15 February 2012

I’ve spent the last 2 weeks on a super-secret project to slice and dice (and search, aggregate, and transform) XML in a Oracle database using the Hibernate ORM tool. Okay, maybe it’s not super-secret, but it is super-fun, and the kind of project that might stir up the world’s tiniest dust cloud of enviousness in perhaps one or two of my peers. Seamlessly querying XML and relational data is definitely useful at times. But I digress…

I started writing this post because I seem to have found a bug in Oracle’s XQuery support. As I so often do, I tried something just to see what would happen. I was not disappointed, because what happened was interesting.
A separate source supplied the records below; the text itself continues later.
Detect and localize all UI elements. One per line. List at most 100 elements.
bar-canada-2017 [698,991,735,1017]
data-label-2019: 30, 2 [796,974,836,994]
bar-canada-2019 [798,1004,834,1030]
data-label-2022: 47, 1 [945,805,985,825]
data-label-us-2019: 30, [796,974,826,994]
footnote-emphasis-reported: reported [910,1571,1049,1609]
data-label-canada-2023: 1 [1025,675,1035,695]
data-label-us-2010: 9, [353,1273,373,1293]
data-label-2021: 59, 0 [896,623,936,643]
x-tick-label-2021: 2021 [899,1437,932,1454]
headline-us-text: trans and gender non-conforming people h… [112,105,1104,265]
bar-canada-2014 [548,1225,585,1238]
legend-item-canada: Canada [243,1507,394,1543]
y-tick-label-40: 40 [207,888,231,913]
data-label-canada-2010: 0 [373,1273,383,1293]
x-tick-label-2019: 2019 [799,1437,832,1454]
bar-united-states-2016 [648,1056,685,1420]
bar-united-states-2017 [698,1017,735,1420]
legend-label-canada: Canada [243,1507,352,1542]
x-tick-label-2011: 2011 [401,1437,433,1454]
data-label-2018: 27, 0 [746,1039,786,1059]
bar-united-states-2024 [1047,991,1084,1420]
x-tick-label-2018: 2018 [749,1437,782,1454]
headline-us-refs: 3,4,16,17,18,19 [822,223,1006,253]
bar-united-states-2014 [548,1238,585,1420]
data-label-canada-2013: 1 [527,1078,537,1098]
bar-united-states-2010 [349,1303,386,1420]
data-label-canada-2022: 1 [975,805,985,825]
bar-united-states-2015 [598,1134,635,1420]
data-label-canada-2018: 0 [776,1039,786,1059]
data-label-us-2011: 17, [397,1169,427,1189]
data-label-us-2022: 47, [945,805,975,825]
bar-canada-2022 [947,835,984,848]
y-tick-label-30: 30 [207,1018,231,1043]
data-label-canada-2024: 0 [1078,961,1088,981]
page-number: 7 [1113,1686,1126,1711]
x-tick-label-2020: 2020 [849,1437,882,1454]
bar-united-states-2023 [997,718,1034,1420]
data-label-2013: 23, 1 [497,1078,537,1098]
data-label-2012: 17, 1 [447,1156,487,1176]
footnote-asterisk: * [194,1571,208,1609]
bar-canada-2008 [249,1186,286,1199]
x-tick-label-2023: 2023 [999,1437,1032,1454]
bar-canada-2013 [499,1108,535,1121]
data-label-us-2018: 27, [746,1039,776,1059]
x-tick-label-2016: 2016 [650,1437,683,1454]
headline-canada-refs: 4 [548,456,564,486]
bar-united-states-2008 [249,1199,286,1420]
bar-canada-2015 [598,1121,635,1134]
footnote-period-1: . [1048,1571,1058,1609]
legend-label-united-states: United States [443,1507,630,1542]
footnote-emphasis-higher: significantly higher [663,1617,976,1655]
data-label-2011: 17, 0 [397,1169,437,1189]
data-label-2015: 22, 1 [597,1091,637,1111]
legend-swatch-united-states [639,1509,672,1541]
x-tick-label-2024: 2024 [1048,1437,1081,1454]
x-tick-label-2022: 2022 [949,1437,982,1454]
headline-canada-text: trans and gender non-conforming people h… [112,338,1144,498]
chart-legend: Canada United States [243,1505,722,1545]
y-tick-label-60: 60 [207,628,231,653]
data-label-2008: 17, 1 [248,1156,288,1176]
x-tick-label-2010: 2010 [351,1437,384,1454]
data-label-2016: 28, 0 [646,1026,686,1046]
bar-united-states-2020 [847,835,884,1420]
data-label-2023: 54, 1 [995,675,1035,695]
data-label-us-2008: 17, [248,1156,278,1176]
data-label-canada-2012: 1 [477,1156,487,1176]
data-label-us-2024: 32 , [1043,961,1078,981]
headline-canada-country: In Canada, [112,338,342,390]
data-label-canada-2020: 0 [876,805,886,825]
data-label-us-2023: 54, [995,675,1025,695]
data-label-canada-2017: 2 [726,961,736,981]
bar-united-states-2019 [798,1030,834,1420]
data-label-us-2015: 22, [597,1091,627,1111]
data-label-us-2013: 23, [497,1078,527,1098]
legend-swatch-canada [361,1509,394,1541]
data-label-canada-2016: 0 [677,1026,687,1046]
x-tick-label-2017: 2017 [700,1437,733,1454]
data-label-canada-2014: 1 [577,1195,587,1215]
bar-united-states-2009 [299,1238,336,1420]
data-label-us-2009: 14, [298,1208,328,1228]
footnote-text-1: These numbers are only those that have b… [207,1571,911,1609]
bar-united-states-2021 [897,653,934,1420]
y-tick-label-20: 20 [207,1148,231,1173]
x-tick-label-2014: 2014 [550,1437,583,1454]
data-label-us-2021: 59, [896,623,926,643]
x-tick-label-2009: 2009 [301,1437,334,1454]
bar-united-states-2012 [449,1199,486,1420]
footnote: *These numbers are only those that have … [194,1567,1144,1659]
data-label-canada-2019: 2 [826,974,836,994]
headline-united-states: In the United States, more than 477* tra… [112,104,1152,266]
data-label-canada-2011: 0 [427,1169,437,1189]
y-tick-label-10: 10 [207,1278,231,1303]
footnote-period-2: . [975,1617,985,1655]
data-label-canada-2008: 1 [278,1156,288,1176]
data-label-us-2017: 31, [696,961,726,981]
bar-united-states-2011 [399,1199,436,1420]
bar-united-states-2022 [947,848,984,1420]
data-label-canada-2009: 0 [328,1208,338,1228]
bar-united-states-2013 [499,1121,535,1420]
I ran a query like this:

select
    XMLQuery('fn:distinct-values(/document/parent/child[@name])'
            passing x.OBJECT_VALUE returning content).getClobVal()
from
    xmltype_table x
where
    XmlExists('/document/author/name[text() = $name]'
            passing x.OBJECT_VALUE, 'Frederick' as "name")
;

This query was supposed to return the distinct values found in the attribute name on all elements named child that descend from parent which descends from document. As you can see, I did not get the result I expected:

ORA-00600: internal error code, arguments: [qctcte1], [0], [], [], [], [], [], [], [], [], [], []
00600. 00000 -  "internal error code, arguments: [%s], [%s], [%s], [%s], [%s], [%s], [%s], [%s]"
*Cause:    This is the generic internal error number for Oracle program
        exceptions.             This indicates that a process has encountered an
        exceptional condition.
*Action:   Report as a bug - the first argument is the internal error number

I honestly expected that the query would return a result. I ought to be able to get a set of distinct attribute values, just like I can get a set of distinct element values. At the same time, I also thought that in the worst case I would get a syntax error, or perhaps some other indication that I was attempting to use the query system in an unsupported manner.

I’ve been working with Oracle databases for 11 years now, and I believe this is the first time I’ve found a real bug. Considering the complexity of the full XQuery specification combined with a relational database engine, bugs are pretty much inevitable. That said, this is a great example of a case for automated regression testing. It’s probably also an example of a use case that may have been thought of but never got enough priority to be implemented.

One thing I do know: an ORA-00600 is a great thing to discover before you promise to deliver some piece of functionality. For now, my code will have to sort through attribute values on the client side.